MONDAY, DECEMBER 15TH, 2008
Have you heard of Pearson’s law? If you’re in business you should be aware of it and putting it in to practice every day. There’s some question if Pearson’s law is truly from Karl Pearson, who is distinguished for having developed the discipline of mathematical statistics or author Thomas Monson. Regardless, the identity of this quote is irrelevant. The most important thing you need to know is what the quote is and why you need to be working with it every day in your business.
The quote is: "When performance is measured, performance improves. When performance is measured and reported back, the rate of improvement accelerates."
Quantification in your business is critical to success. As we work through an increasingly difficult economy it is more acute than ever before that you are measuring performance.

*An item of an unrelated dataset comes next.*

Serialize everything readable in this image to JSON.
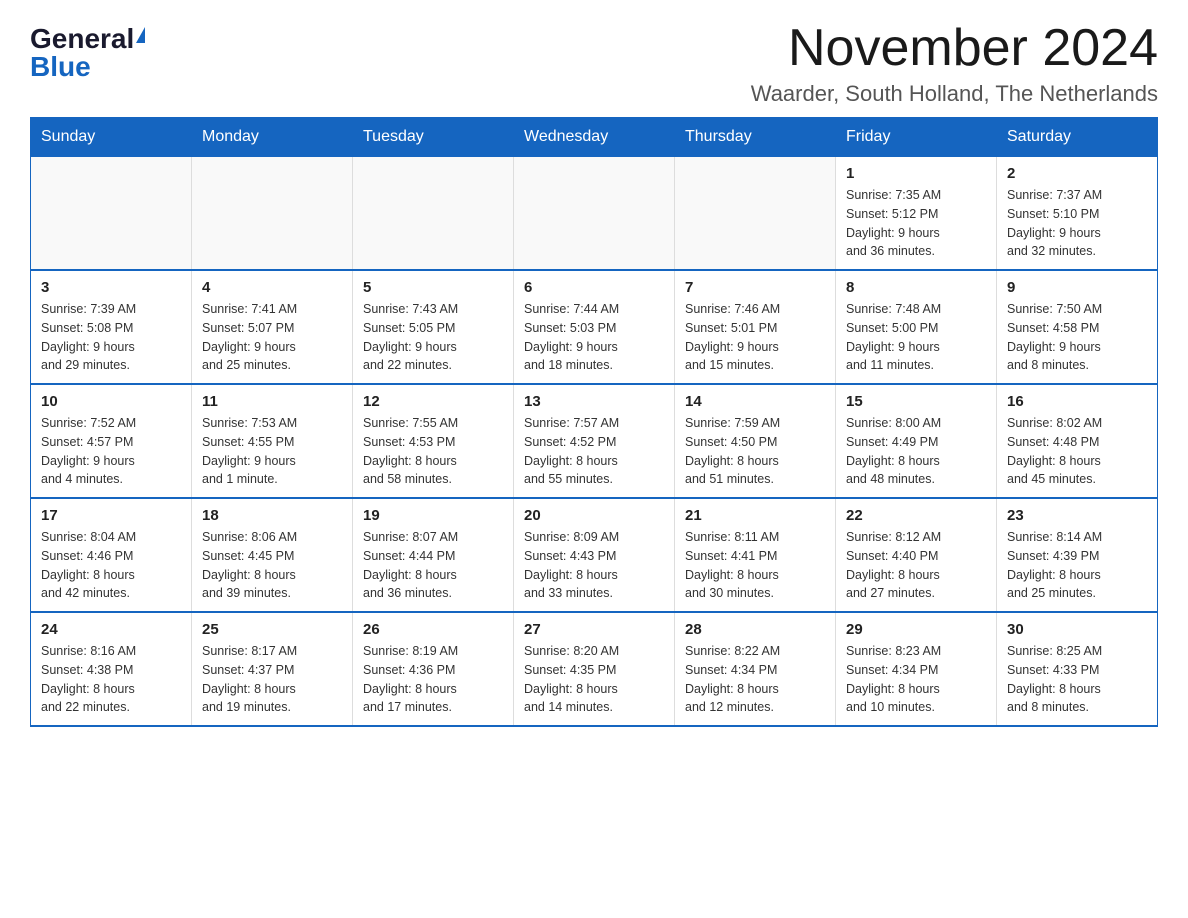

So how are you doing with measuring performance in your business? Is everyone in the business aware of the number one priority for the year? Is there a scorecard somewhere in the office that monitors progress on your success toward achieving this priority? Is each department aware of their critical numbers and are they reporting on their proficiency to consistently reach these numbers? Does every employee in your company have clear, job descriptions, established performance numbers that quantifiably deliver whether they are meeting the required standards for their position, and are they reporting their results on a weekly if not daily basis?
Businesses that succeed are always those that are aware of the critical numbers that drive success in their industry and specifically their business. From the top of the organization to the bottom, leadership, executive teams, department heads and each employee is focused on achieving the outcomes that produce the numbers that are required for success.
The results of a recent bank visit to one of our Gazelles coached clients should provide significance to the importance of producing visible quantification for performance in your business. As the bankers toured the business they noticed in each cubicle, charts on the walls that provided a red, yellow, green, and super green notation indicating performance levels for the specific numbers this person was to produce. In the break area prominent charts displayed the businesses performance in a similar fashion for the quarter and year to date goals and themes. In addition, one room was designated as their situation room where the executive team and departments would meet to discuss weekly, monthly, and quarterly goals and assess progress and collaborate to solve issues and problems. This room’s walls were decorated with similar charts for business, department, and specific customer service goals for the business.
By the end of the tour the bank officers were so impressed they felt they could provide a better loan package and improved rates to this business. They noted how focused the business was on the critical numbers for their business, and how each individual in the business was aware of the necessity to produce specific results in turn to help the business achieve its goals. That they said was the sign of a well run business and that was sufficient to give them confidence that this business would continue to be successful in the future.
Remember Pearson’s Law: "When performance is measured, performance improves. When performance is measured and reported back, the rate of improvement accelerates."
Get your executive team, your people, and your entire organization aware of their critical numbers. When you do, you’ll be on your way toward building a business you can rely on to consistently produce at an extremely high level of performance.